Random Survival Forests (RSF) can be applied to many time-to-event research questions, and are particularly useful in situations where the relationship between the independent variables and the event of interest is rather complex. However, in many clinical settings, the occurrence of the event of interest is affected by competing events, which means that a patient can experience an outcome other than the event of interest. Neglecting the competing event (i.e. regarding competing events as censoring) will typically result in biased estimates of the cumulative incidence function (CIF). A popular approach for dealing with competing events is Fine & Gray’s subdistribution hazard model, which performs estimation of the CIF by fitting a single-event model defined on a subdistribution time scale. Here, we integrate concepts from the subdistribution hazard modeling approach into the RSF: We utilize the central feature of RSF - the creation of multiple decision trees, each of which is trained on a random subset of the data. In each tree, the competing event time is replaced by an imputed, possibly right-censored subdistribution time and split rules for single-event RSF are applied. The predictions from the individual trees are then combined to obtain a final prediction. The performance of our proposed method is illustrated by a simulation study.



12:00pm - 12:20pm

Generative modeling of epidemiological data using adversarial random forests

Jan Kapar1,2, Kathrin Günther1, David S. Watson3, Marvin N. Wright1,2,4

1Leibniz Institute for Prevention Research and Epidemiology - BIPS; 2University of Bremen; 3King’s College London; 4University of Copenhagen

Generative modeling of epidemiological data using adversarial random forests

Generative modeling holds great potential for epidemiological data as it opens the door for applications like realistic data imputation for missing data, data augmentation for enhancing predictive performance and privacy-preserving data analysis. However, while deep learning algorithms such as variational autoencoders (VAEs) and generative adversarial networks (GANs) have shown ground-breaking results generating realistic synthetic image, audio and text data during the last decade, these methods often struggle to produce high quality synthetic tabular data. Further, deep learning algorithms are notoriously data-hungry and require extensive tuning.

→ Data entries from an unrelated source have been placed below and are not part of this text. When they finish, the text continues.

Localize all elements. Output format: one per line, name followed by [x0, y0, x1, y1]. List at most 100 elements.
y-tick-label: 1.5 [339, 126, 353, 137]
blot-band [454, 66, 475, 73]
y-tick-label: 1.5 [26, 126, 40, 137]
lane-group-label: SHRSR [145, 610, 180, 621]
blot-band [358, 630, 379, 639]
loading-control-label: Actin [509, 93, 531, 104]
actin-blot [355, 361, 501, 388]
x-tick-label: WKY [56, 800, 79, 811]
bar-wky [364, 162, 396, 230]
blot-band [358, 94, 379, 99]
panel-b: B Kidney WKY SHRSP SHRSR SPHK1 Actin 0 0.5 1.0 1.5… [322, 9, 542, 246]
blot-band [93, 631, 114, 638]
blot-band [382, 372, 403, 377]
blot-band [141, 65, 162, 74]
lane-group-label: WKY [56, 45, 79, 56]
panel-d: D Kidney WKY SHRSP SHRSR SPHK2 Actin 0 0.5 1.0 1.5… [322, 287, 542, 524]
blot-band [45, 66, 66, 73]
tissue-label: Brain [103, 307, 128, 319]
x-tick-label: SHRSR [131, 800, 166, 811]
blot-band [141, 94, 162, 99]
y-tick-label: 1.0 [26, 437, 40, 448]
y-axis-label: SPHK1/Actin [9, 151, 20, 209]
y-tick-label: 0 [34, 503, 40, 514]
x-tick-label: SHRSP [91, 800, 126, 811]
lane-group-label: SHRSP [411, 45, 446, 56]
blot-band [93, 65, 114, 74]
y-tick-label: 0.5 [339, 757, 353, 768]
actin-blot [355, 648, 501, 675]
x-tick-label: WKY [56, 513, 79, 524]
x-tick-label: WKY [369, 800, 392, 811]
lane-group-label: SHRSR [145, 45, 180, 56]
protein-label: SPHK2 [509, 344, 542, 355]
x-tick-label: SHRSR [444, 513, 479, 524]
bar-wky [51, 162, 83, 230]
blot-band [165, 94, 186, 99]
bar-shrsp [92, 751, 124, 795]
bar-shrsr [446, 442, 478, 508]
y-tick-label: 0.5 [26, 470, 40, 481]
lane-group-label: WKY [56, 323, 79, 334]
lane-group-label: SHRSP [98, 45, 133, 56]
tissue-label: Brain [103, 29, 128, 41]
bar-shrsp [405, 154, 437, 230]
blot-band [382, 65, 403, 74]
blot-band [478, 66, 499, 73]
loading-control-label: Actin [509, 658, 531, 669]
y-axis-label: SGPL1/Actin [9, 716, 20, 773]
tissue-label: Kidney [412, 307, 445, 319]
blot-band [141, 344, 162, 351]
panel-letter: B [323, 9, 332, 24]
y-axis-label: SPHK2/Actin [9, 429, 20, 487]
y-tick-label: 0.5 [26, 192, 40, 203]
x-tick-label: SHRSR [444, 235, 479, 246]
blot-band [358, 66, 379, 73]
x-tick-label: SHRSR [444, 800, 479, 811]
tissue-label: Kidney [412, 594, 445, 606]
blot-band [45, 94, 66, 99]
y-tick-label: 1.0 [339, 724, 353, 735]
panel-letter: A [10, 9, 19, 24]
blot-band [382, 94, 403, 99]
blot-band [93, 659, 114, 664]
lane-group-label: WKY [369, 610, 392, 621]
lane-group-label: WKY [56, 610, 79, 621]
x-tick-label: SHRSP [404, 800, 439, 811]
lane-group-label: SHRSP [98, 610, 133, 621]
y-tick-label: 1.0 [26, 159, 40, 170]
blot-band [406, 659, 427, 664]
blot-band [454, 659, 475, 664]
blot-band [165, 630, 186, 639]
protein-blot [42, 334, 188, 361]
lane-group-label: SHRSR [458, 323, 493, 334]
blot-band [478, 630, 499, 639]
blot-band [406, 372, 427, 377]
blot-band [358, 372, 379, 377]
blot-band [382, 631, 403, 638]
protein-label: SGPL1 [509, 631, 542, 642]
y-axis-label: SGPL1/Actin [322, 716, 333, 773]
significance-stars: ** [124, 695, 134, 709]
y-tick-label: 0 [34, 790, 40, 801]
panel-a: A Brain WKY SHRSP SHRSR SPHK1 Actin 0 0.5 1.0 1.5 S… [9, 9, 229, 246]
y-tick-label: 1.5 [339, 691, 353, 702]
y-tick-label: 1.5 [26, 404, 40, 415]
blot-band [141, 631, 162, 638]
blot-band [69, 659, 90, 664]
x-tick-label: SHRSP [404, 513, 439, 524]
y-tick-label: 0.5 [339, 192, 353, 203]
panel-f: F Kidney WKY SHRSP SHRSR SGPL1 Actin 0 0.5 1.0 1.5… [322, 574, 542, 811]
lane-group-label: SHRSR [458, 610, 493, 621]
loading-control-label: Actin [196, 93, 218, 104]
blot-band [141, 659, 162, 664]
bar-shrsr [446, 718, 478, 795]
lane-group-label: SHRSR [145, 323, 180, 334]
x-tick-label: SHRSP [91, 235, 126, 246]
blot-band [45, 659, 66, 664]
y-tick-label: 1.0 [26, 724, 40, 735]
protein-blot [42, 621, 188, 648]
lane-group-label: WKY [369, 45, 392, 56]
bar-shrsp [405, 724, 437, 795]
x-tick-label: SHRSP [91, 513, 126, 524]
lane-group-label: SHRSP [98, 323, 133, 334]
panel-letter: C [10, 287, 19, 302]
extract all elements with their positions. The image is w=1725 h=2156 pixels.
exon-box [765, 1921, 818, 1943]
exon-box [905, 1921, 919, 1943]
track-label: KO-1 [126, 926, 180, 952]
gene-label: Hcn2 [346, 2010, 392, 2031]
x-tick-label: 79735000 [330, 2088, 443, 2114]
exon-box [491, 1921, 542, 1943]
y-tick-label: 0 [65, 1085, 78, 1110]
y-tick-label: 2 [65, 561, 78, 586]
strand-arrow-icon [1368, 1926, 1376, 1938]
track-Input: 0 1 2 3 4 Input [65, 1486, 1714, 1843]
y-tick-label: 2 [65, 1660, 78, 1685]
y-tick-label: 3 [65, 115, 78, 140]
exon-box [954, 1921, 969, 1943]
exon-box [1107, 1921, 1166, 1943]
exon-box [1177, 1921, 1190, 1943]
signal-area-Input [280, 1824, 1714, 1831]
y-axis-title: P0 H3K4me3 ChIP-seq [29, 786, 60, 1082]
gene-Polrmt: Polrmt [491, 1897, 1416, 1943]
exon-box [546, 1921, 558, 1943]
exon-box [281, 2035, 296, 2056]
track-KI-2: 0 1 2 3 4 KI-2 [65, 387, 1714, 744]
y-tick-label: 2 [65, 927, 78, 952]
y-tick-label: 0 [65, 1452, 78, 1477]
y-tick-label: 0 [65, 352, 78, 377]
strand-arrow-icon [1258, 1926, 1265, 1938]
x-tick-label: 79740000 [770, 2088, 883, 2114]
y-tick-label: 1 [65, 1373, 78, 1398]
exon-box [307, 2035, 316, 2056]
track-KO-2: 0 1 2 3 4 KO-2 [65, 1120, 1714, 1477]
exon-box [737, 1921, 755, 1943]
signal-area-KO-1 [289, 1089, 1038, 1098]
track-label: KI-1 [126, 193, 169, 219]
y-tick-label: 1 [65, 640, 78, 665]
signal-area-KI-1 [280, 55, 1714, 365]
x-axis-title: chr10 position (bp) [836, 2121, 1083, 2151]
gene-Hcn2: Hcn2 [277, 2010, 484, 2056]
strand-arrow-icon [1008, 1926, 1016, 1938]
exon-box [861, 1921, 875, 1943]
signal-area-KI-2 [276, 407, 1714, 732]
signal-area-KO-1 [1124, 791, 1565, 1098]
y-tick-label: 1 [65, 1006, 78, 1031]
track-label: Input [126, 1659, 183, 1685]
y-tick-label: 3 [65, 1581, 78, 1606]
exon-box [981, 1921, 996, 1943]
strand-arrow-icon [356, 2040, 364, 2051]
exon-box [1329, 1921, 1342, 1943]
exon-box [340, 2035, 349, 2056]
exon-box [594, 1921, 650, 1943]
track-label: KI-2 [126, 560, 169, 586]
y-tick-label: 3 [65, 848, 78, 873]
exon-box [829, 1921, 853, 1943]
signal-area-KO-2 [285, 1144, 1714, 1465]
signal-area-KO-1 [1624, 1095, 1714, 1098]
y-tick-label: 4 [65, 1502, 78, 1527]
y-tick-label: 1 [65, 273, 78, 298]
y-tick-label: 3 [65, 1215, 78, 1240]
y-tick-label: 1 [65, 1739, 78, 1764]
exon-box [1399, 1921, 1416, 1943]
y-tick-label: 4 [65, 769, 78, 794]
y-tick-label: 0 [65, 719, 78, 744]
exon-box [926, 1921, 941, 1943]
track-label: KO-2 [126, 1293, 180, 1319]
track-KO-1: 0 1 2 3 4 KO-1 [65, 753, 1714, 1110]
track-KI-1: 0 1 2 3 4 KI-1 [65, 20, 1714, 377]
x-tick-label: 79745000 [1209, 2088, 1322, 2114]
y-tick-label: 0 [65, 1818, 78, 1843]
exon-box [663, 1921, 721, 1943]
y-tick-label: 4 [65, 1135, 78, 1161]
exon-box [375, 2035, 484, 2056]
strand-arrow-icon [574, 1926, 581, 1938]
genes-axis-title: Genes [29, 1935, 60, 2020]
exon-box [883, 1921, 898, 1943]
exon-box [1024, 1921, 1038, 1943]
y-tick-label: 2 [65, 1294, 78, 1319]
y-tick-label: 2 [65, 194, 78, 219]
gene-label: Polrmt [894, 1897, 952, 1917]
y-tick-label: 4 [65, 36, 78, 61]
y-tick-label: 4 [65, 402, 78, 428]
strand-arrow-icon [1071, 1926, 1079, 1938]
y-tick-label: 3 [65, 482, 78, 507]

We present the concept of adversarial random forests (ARFs), a method based on unsupervised random forests that shows promising results for tabular data with both continuous and categorical features. Unlike many deep learning methods, ARFs perform well without expensive hyperparameter tuning and often show good results also on comparably small datasets. Training time for ARFs is considerably shorter than for state-of-the-art deep learning models for tabular data.

To evaluate the utility of synthetic data created with ARFs in real world epidemiological applications, we replicate statistical analyses of already published studies based on the German national cohort dataset (NAKO). We demonstrate that ARFs are capable of successfully learning the underlying structures of the data so that the results of descriptive, inferential and predictive tasks performed on ARF-synthestized data are comparable to the results obtained on the original data and excel in comparison with state-of-the-art deep learning models.